Skip to content

vllm.transformers_utils.configs.ultravox

UltravoxConfig

Bases: PretrainedConfig

This is the configuration class to store the configuration of a [UltravoxForConditionalGeneration]. It is used to instantiate an Ultravox model according to the specified arguments, defining the model architecture.

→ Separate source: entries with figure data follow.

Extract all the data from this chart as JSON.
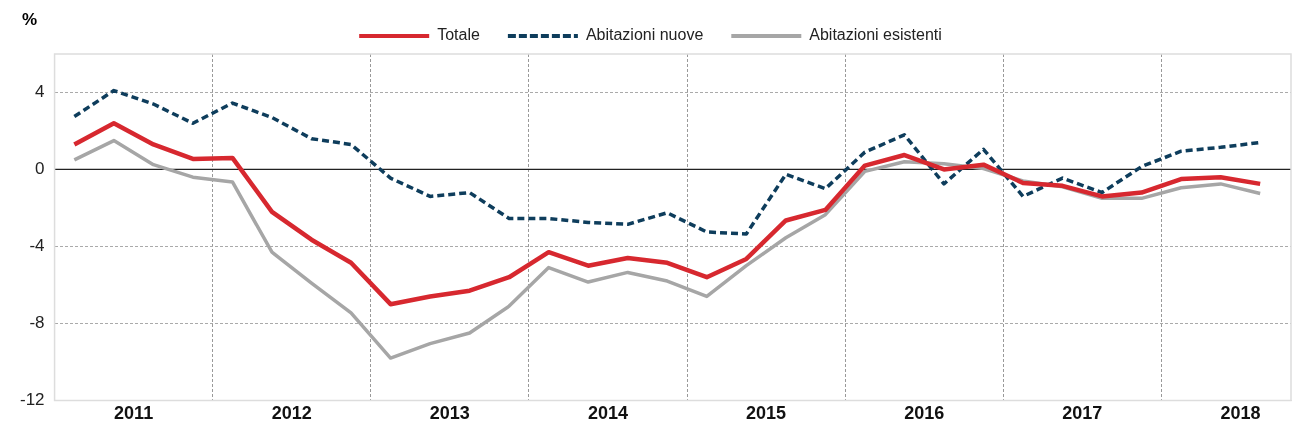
{
  "chart_data": {
    "type": "line",
    "ylabel": "%",
    "x": [
      2011.125,
      2011.375,
      2011.625,
      2011.875,
      2012.125,
      2012.375,
      2012.625,
      2012.875,
      2013.125,
      2013.375,
      2013.625,
      2013.875,
      2014.125,
      2014.375,
      2014.625,
      2014.875,
      2015.125,
      2015.375,
      2015.625,
      2015.875,
      2016.125,
      2016.375,
      2016.625,
      2016.875,
      2017.125,
      2017.375,
      2017.625,
      2017.875,
      2018.125,
      2018.375,
      2018.625
    ],
    "series": [
      {
        "name": "Totale",
        "color": "#d7282f",
        "line_style": "solid",
        "values": [
          1.3,
          2.4,
          1.3,
          0.55,
          0.6,
          -2.2,
          -3.65,
          -4.85,
          -7.0,
          -6.6,
          -6.3,
          -5.6,
          -4.3,
          -5.0,
          -4.6,
          -4.85,
          -5.6,
          -4.65,
          -2.65,
          -2.1,
          0.2,
          0.75,
          0.0,
          0.25,
          -0.7,
          -0.85,
          -1.4,
          -1.2,
          -0.5,
          -0.4,
          -0.75
        ]
      },
      {
        "name": "Abitazioni nuove",
        "color": "#0e3d5c",
        "line_style": "dashed",
        "values": [
          2.75,
          4.1,
          3.4,
          2.4,
          3.45,
          2.7,
          1.6,
          1.3,
          -0.45,
          -1.4,
          -1.2,
          -2.55,
          -2.55,
          -2.75,
          -2.85,
          -2.25,
          -3.25,
          -3.35,
          -0.25,
          -1.0,
          0.9,
          1.8,
          -0.75,
          1.05,
          -1.4,
          -0.45,
          -1.2,
          0.15,
          0.95,
          1.15,
          1.4
        ]
      },
      {
        "name": "Abitazioni esistenti",
        "color": "#a6a6a6",
        "line_style": "solid",
        "values": [
          0.5,
          1.5,
          0.25,
          -0.4,
          -0.65,
          -4.3,
          -5.9,
          -7.45,
          -9.8,
          -9.05,
          -8.5,
          -7.1,
          -5.1,
          -5.85,
          -5.35,
          -5.8,
          -6.6,
          -5.0,
          -3.55,
          -2.35,
          -0.1,
          0.4,
          0.3,
          0.05,
          -0.6,
          -0.9,
          -1.5,
          -1.5,
          -0.95,
          -0.75,
          -1.25
        ]
      }
    ],
    "xlim": [
      2011,
      2018.82
    ],
    "xticks": [
      {
        "value": 2011.5,
        "label": "2011"
      },
      {
        "value": 2012,
        "label": null
      },
      {
        "value": 2012.5,
        "label": "2012"
      },
      {
        "value": 2013,
        "label": null
      },
      {
        "value": 2013.5,
        "label": "2013"
      },
      {
        "value": 2014,
        "label": null
      },
      {
        "value": 2014.5,
        "label": "2014"
      },
      {
        "value": 2015,
        "label": null
      },
      {
        "value": 2015.5,
        "label": "2015"
      },
      {
        "value": 2016,
        "label": null
      },
      {
        "value": 2016.5,
        "label": "2016"
      },
      {
        "value": 2017,
        "label": null
      },
      {
        "value": 2017.5,
        "label": "2017"
      },
      {
        "value": 2018,
        "label": null
      },
      {
        "value": 2018.5,
        "label": "2018"
      }
    ],
    "ylim": [
      -12,
      6
    ],
    "yticks": [
      -12,
      -8,
      -4,
      0,
      4
    ],
    "ref_lines": [
      {
        "axis": "y",
        "value": 0,
        "color": "#222222"
      }
    ],
    "grid": true,
    "legend": "top",
    "marker": "none"
  }
}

Configuration objects inherit from [PretrainedConfig] and can be used to control the model outputs. Read the documentation from [PretrainedConfig] for more information.

Parameters:

Name Type Description Default
audio_config `Union[AutoConfig, dict]`, *optional*

Custom audio config or dict.

None
text_config `Union[AutoConfig, dict]`, *optional*

The config object of the text backbone.

None
audio_model_id `str`, *optional*

The model ID of the audio backbone.

None
text_model_id `str`, *optional*

The model ID of the text backbone.

None
ignore_index `int`, *optional*, defaults to -100

The ignore index for the loss function.

-100
audio_token_index `int`, *optional*, defaults to 32000

The audio token index to encode the audio prompt.

32000
stack_factor `int`, *optional*, defaults to 8

Audio downsampling factor for the multimodal projector.

8
norm_init `float`, *optional*, defaults to 0.4

The initialization value for the layer normalization.

0.4
projector_act `str`, *optional*, defaults to `"swiglu"`

The activation function used by the multimodal projector.

'swiglu'
projector_ln_mid `bool`, *optional*, defaults to `False`

Whether to apply layer normalization at the middle of the projector or at the end. Versions v0.4.1 and below use False, but v0.5 and above use True.

False
Source code in vllm/transformers_utils/configs/ultravox.py
class UltravoxConfig(transformers.PretrainedConfig):
    r"""
    This is the configuration class to store the configuration of a
    [`UltravoxForConditionalGeneration`]. It is used to instantiate an
    Ultravox model according to the specified arguments, defining the model
    architecture.

    Configuration objects inherit from [`PretrainedConfig`] and can be used to
    control the model outputs. Read the documentation from [`PretrainedConfig`]
    for more information.

    Args:
        audio_config (`Union[AutoConfig, dict]`,  *optional*):
            Custom audio config or dict.
        text_config (`Union[AutoConfig, dict]`, *optional*):
            The config object of the text backbone.
        audio_model_id (`str`, *optional*):
            The model ID of the audio backbone.
        text_model_id (`str`, *optional*):
            The model ID of the text backbone.
        ignore_index (`int`, *optional*, defaults to -100):
            The ignore index for the loss function.
        audio_token_index (`int`, *optional*, defaults to 32000):
            The audio token index to encode the audio prompt.
        stack_factor (`int`, *optional*, defaults to 8):
            Audio downsampling factor for the multimodal projector.
        norm_init (`float`, *optional*, defaults to 0.4):
            The initialization value for the layer normalization.
        projector_act (`str`, *optional*, defaults to `"swiglu"`):
            The activation function used by the multimodal projector.
        projector_ln_mid (`bool`, *optional*, defaults to `False`):
            Whether to apply layer normalization at the middle of the
            projector or at the end. Versions v0.4.1 and below
            use `False`, but v0.5 and above use `True`.
    """

    wrapped_model_config: transformers.PretrainedConfig
    model_type = "ultravox"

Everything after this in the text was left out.